Wie sieht die Studienlage aus?
Erste Berichte zur antipsychotischen Wirksamkeit von CBD bei gesunden Freiwilligen wurden bereits 1982 publiziert.6 Diese ersten positiven Erfahrungen konnten in Tiermodellen, Fallberichten und kleineren Pilotstudien bei PatientInnen mit Schizophrenie bestätigt werden.7 In den vergangenen Jahren wurden mehrere Studien zu diesem Thema durchgeführt, darunter von:
Leweke et al. 20128
- Randomisierte, kontrollierte, doppelblinde Phase-II-Parallelgruppenstudie bei 39 PatientInnen mit gesicherter Schizophrenie-Diagnose mit akuten psychotischen Exazerbationen
- 4-wöchige Behandlung mit CBD oder Amisulprid (jeweils 200 mg/Tag, auftitrierbar bis 800 mg/Tag).
- Ergebnis: In beiden Gruppen konnte eine vergleichbare Verbesserung im Positive and Negative Syndrome Scale (PANSS)-Gesamtscore festgestellt werden. CBD war zudem hinsichtlich der Responserate und der Brief Psychiatric Rating Scale (BPRS) gegenüber Amisulprid nicht unterlegen.
McGuire et al. 20189
- Explorative Placebo-kontrollierte multizentrische, doppelblinde Studie bei 88 PatientInnen mit Schizophrenie.
- Eine Gruppe erhielt 1000 mg CBD/Tag, während die andere Gruppe Placebo als Add-on zu einer antipsychotischen Therapie (meist Aripiprazol, Olanzapin und Risperidon) erhielt. Komorbider Substanzmissbrauch (Cannabis, Alkohol) war möglich.
- Ergebnis: Nach 6 Wochen zeigte die CBD-Gruppe eine signifikante Verbesserung des Clinical Global Impression-Improvement-Skala (CGI-I) sowie eine tendenzielle Überlegenheit bei der Responserate und beim PANSS-Positive-Score.
Boggs et al. 201810
- Placebo-kontrollierte, randomisierte Studie bei 36 PatientInnen mit Schizophrenie
- Sie erhielten über 6 Wochen 600 mg CBD/Tag zusätzlich zu einer bestehenden antipsychotischen Therapie.

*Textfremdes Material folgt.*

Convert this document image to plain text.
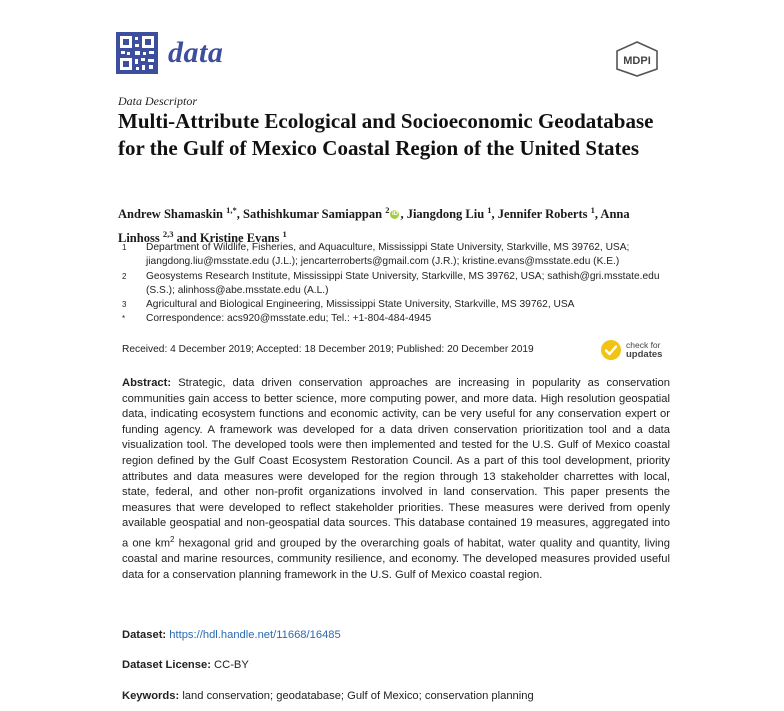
data	MDPI
Data Descriptor
Multi-Attribute Ecological and Socioeconomic Geodatabase for the Gulf of Mexico Coastal Region of the United States
Andrew Shamaskin $^{1,*}$, Sathishkumar Samiappan $^2$ iD , Jiangdong Liu $^1$, Jennifer Roberts $^1$, Anna Linhoss $^{2,3}$ and Kristine Evans $^1$
1	Department of Wildlife, Fisheries, and Aquaculture, Mississippi State University, Starkville, MS 39762, USA; jiangdong.liu@msstate.edu (J.L.); jencarterroberts@gmail.com (J.R.); kristine.evans@msstate.edu (K.E.)
2	Geosystems Research Institute, Mississippi State University, Starkville, MS 39762, USA; sathish@gri.msstate.edu (S.S.); alinhoss@abe.msstate.edu (A.L.)
3	Agricultural and Biological Engineering, Mississippi State University, Starkville, MS 39762, USA
*	Correspondence: acs920@msstate.edu; Tel.: +1-804-484-4945
Received: 4 December 2019; Accepted: 18 December 2019; Published: 20 December 2019	check for
updates
Abstract: Strategic, data driven conservation approaches are increasing in popularity as conservation communities gain access to better science, more computing power, and more data. High resolution geospatial data, indicating ecosystem functions and economic activity, can be very useful for any conservation expert or funding agency. A framework was developed for a data driven conservation prioritization tool and a data visualization tool. The developed tools were then implemented and tested for the U.S. Gulf of Mexico coastal region defined by the Gulf Coast Ecosystem Restoration Council. As a part of this tool development, priority attributes and data measures were developed for the region through 13 stakeholder charrettes with local, state, federal, and other non-profit organizations involved in land conservation. This paper presents the measures that were developed to reflect stakeholder priorities. These measures were derived from openly available geospatial and non-geospatial data sources. This database contained 19 measures, aggregated into a one $km^2$ hexagonal grid and grouped by the overarching goals of habitat, water quality and quantity, living coastal and marine resources, community resilience, and economy. The developed measures provided useful data for a conservation planning framework in the U.S. Gulf of Mexico coastal region.
Dataset: https://hdl.handle.net/11668/16485
Dataset License: CC-BY
Keywords: land conservation; geodatabase; Gulf of Mexico; conservation planning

- Ergebnis: Dabei konnte kein signifikanter Effekt von CBD auf die psychotische Symptomatik und die kognitiven Funktionen festgestellt werden.
Hallak et al. 201011
- Placebo-kontrollierte Studie bei 28 PatientInnen mit Schizophrenie
- Einteilung in drei Gruppen mit jeweiliger Einmalgabe von Placebo, 300 mg CBD und 600 mg CBD zusätzlich zu einer bestehenden antipsychotischen Therapie.
- Ergebnis: Es wurde keine Verbesserung der selektiven Aufmerksamkeit unter CBD vs. Placebo festgestellt.
Die widersprüchliche Datenlage kann eventuell auf die verschiedenen Dosierungen in den Studien zurückgeführt werden.3 Zudem ist es denkbar, dass der Wirkeffekt von CBD von der Erkrankungsdauer oder dem Alter der PatientInnen abhängt.
Fazit
Die Evidenz aus Studien zum Einsatz von Cannabispräparaten in der Therapie der Schizophrenie ist aktuell noch unzureichend. Es bedarf weiterer, größer angelegter Studien, idealerweise mit randomisiertem kontrolliertem Studiendesign, um zu klären, ob die Anwendung von CBD-Präparaten in diesem Bereich sinnvoll sein kann. Hilfreich dabei wäre, Vorurteile und Berührungsängste gegenüber Cannabis und seinen Inhaltsstoffen so weit abzubauen, dass Studien dieser Art in größerem Format stärker gefördert werden können. Die mögliche Legalisierung von Cannabis in Deutschland könnte diese Entwicklung zusätzlich unterstützen.
Information:
Endocannabinoidystem und Schizophrenie3
- Es wird vermutet, dass eine Dysfunktion des Endocannabinoidsystems (ECS) an der Pathophysiologie der Schizophrenie beteiligt sein könnte.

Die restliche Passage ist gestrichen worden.